一方、地域住民にとっての朗報は、平日夕方から夜間にかけての上り普通列車の増発だ。通勤・通学客の帰宅利便性を向上させることで、観光路線としての顔だけでなく、地域インフラとしての信頼回復も目指している。なお、富士山ビュー特急については車両整備のため、3月14日から4月22日まで運休が予定されており、再開時期の詳細は公式サイトでの発表を確認する必要がある。
■「サンエックスエリア」開業:絶叫から癒やしの聖地へ
富士急行線の終着点周辺、富士急ハイランド駅側に新たな「目的地」が誕生する。2026年、テーマパーク内に「リラックマ」や「すみっコぐらし」で知られるサンエックスの常設エリア(仮称:サンエックスエリア)が開業する。
かつて「ミニ富士」があった「鉄骨番長」隣接地を中心としたエリアは、これまでの「絶叫」のイメージを覆す「癒やしの空間」へと変貌を遂げる。「キャラクター×癒し×遊園地=『カワイイ』の化学変化」をコンセプトに、幅広い世代が楽しめるアトラクションやフォトスポット、限定グルメが展開される予定だ。これは、インバウンド層に人気の高いサンエックスのキャラクターを活用することで、富士急行線の乗車人員をさらに押し上げる強力な呼び水になると期待されている。
■経営基盤の強化と車両更新
経済的側面からも、富士急行の躍進は顕著だ。2025年3月期の連結決算では、営業収益522億30百万円(前期比3.0%増)と増収増益を達成。特に運輸業はJR直通特急「富士回遊」の好調により、セグメント別で大幅な収益増を記録した。

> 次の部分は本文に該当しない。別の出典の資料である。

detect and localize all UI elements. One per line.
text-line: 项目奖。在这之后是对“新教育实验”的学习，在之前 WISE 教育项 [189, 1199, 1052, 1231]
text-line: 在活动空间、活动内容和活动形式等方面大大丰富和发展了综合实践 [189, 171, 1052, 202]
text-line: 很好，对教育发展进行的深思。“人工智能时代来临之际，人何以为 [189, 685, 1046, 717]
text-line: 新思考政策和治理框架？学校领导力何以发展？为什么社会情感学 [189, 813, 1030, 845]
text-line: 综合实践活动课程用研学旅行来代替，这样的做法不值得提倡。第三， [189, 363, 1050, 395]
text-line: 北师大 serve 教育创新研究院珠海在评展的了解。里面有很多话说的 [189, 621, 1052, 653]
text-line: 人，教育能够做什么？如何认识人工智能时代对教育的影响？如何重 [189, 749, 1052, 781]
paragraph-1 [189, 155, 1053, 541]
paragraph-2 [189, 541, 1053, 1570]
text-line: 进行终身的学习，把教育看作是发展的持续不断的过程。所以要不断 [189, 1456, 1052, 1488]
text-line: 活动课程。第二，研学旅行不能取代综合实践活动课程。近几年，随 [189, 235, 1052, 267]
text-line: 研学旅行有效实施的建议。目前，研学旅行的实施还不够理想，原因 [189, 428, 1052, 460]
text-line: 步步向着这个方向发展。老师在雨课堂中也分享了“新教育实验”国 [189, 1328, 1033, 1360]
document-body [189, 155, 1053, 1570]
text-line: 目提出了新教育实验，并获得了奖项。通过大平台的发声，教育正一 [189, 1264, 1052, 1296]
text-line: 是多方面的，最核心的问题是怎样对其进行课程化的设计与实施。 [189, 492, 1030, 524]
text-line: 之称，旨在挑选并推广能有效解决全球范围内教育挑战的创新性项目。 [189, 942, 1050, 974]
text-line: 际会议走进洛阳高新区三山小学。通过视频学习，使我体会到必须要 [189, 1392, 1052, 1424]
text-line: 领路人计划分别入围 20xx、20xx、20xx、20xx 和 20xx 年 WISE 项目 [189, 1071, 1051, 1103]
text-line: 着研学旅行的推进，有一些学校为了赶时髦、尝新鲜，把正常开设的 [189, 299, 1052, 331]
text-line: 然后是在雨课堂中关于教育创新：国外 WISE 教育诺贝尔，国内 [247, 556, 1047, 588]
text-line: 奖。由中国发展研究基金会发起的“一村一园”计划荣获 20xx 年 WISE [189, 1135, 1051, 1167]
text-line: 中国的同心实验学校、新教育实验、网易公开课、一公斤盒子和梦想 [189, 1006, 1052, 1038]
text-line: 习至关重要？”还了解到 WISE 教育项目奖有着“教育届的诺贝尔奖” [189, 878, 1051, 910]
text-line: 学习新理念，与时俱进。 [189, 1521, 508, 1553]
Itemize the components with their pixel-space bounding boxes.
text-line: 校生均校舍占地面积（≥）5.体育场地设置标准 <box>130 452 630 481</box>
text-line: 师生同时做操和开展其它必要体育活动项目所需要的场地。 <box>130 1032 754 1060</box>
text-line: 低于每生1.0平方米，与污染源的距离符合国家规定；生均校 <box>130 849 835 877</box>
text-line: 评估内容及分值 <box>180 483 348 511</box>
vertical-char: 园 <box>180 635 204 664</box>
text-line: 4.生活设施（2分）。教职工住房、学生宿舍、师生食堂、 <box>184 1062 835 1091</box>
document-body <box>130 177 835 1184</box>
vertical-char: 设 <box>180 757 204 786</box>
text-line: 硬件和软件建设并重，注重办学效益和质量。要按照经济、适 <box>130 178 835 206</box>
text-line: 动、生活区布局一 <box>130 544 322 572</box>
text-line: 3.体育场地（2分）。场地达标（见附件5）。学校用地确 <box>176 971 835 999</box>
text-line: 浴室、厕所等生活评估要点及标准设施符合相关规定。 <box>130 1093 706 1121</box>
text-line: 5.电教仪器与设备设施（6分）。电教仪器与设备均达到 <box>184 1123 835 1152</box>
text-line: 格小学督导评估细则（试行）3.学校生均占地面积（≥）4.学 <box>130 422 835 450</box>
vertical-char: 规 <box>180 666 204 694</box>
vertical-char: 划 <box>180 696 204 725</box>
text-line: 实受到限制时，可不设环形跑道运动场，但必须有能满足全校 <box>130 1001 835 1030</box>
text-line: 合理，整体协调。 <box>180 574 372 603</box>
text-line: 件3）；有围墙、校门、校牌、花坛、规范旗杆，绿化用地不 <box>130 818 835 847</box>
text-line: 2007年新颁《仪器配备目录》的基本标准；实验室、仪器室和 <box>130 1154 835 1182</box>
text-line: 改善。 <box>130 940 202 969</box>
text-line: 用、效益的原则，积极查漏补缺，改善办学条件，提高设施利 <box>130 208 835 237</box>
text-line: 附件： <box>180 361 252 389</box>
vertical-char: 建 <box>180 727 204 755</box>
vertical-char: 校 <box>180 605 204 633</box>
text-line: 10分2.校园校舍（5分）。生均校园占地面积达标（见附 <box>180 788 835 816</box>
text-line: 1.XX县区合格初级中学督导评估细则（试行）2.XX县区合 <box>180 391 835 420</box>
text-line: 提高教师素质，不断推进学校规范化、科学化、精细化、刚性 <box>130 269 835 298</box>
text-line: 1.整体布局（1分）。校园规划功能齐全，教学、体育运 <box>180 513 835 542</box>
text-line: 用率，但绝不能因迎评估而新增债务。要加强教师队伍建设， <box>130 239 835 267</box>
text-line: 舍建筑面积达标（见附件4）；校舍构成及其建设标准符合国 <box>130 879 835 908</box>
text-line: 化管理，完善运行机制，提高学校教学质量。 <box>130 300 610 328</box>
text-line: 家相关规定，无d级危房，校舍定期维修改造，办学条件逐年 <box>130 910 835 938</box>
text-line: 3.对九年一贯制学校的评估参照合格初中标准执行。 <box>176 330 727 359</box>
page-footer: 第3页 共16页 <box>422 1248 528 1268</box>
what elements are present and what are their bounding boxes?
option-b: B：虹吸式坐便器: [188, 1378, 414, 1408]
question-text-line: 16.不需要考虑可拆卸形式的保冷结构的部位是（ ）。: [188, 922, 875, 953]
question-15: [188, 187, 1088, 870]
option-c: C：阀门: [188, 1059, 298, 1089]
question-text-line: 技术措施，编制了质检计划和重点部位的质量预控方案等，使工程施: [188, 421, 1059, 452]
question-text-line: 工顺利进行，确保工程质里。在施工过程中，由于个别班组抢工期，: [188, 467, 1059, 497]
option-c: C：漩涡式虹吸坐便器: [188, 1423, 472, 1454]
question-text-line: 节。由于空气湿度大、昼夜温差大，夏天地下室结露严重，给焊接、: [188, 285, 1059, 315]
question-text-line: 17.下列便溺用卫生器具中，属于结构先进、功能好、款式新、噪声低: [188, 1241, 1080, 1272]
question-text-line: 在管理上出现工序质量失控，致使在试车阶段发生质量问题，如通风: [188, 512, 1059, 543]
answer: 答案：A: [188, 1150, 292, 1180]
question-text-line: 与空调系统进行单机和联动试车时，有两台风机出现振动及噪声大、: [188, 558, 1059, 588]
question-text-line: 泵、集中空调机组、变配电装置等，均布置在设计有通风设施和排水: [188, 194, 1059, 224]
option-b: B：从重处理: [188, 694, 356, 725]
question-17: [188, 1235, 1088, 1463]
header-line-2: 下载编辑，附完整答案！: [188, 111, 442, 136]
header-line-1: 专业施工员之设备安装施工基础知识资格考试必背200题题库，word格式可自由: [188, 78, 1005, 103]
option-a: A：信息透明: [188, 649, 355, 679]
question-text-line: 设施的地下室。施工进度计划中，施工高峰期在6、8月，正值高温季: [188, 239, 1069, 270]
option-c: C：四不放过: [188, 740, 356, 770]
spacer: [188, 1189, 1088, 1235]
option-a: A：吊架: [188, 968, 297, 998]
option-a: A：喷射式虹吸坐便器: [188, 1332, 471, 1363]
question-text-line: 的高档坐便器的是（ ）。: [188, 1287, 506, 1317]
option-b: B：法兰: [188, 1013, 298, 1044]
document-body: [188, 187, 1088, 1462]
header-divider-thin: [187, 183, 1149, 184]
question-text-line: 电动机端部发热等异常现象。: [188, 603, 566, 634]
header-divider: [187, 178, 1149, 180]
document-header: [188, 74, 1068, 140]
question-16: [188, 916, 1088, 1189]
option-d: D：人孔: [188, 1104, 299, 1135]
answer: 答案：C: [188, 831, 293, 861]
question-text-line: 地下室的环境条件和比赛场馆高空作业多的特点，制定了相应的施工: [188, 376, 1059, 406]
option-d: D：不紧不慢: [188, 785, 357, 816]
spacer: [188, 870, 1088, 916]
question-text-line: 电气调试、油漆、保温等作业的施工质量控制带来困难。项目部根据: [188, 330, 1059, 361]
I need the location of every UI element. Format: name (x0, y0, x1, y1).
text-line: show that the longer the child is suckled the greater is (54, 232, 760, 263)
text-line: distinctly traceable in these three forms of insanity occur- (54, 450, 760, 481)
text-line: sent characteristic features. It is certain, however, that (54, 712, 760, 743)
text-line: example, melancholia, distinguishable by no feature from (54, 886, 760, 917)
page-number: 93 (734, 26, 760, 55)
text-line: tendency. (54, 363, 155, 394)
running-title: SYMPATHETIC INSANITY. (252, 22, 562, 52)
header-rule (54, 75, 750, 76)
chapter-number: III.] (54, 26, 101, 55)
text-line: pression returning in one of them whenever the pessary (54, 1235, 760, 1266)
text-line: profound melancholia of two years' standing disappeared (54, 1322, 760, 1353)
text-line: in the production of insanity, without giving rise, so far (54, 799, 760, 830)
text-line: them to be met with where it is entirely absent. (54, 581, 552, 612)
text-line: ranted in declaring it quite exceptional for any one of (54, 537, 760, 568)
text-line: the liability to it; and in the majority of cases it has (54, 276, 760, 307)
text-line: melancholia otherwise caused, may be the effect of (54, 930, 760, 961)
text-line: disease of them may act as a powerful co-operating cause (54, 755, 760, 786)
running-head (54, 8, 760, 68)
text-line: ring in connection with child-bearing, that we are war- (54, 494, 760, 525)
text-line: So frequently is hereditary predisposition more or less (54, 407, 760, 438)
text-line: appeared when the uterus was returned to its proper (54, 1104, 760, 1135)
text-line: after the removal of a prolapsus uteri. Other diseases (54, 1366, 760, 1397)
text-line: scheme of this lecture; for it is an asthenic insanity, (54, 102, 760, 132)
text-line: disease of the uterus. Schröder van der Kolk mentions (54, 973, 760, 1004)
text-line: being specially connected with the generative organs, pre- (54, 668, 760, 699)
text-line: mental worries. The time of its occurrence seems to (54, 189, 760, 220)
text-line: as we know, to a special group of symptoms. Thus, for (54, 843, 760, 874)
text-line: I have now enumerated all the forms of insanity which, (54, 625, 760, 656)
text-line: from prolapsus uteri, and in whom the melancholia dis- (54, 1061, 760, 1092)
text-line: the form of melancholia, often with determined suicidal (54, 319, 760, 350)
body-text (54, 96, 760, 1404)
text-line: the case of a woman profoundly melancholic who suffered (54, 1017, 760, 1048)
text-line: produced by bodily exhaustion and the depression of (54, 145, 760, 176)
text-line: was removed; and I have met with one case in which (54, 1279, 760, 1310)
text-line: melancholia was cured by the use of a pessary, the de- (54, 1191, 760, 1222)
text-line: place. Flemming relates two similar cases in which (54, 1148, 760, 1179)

この堅調な業績を背景に、同社は車両の近代化を加速させている。JR東日本から譲受した205系(6000系)の追加導入を進め、2024年度には5億2100万円に及ぶ安全投資を計上。2025年10月には新車両「絶叫戦隊ハイランダー号」を投入するなど、ハード面での刷新も急いでいる。
■まとめ:富士山観光の「大動脈」として
脱線トラブルという直近の課題はあるものの、富士急行線が富士山観光における「大動脈」としての役割を強めていることは間違いない。3月のダイヤ改正、そして新エリアの開業を控え、同線がどのように「混雑緩和」と「顧客満足度」を両立させていくのか。富士山を背に走る青い列車の進化に、国内外の視線が注がれている。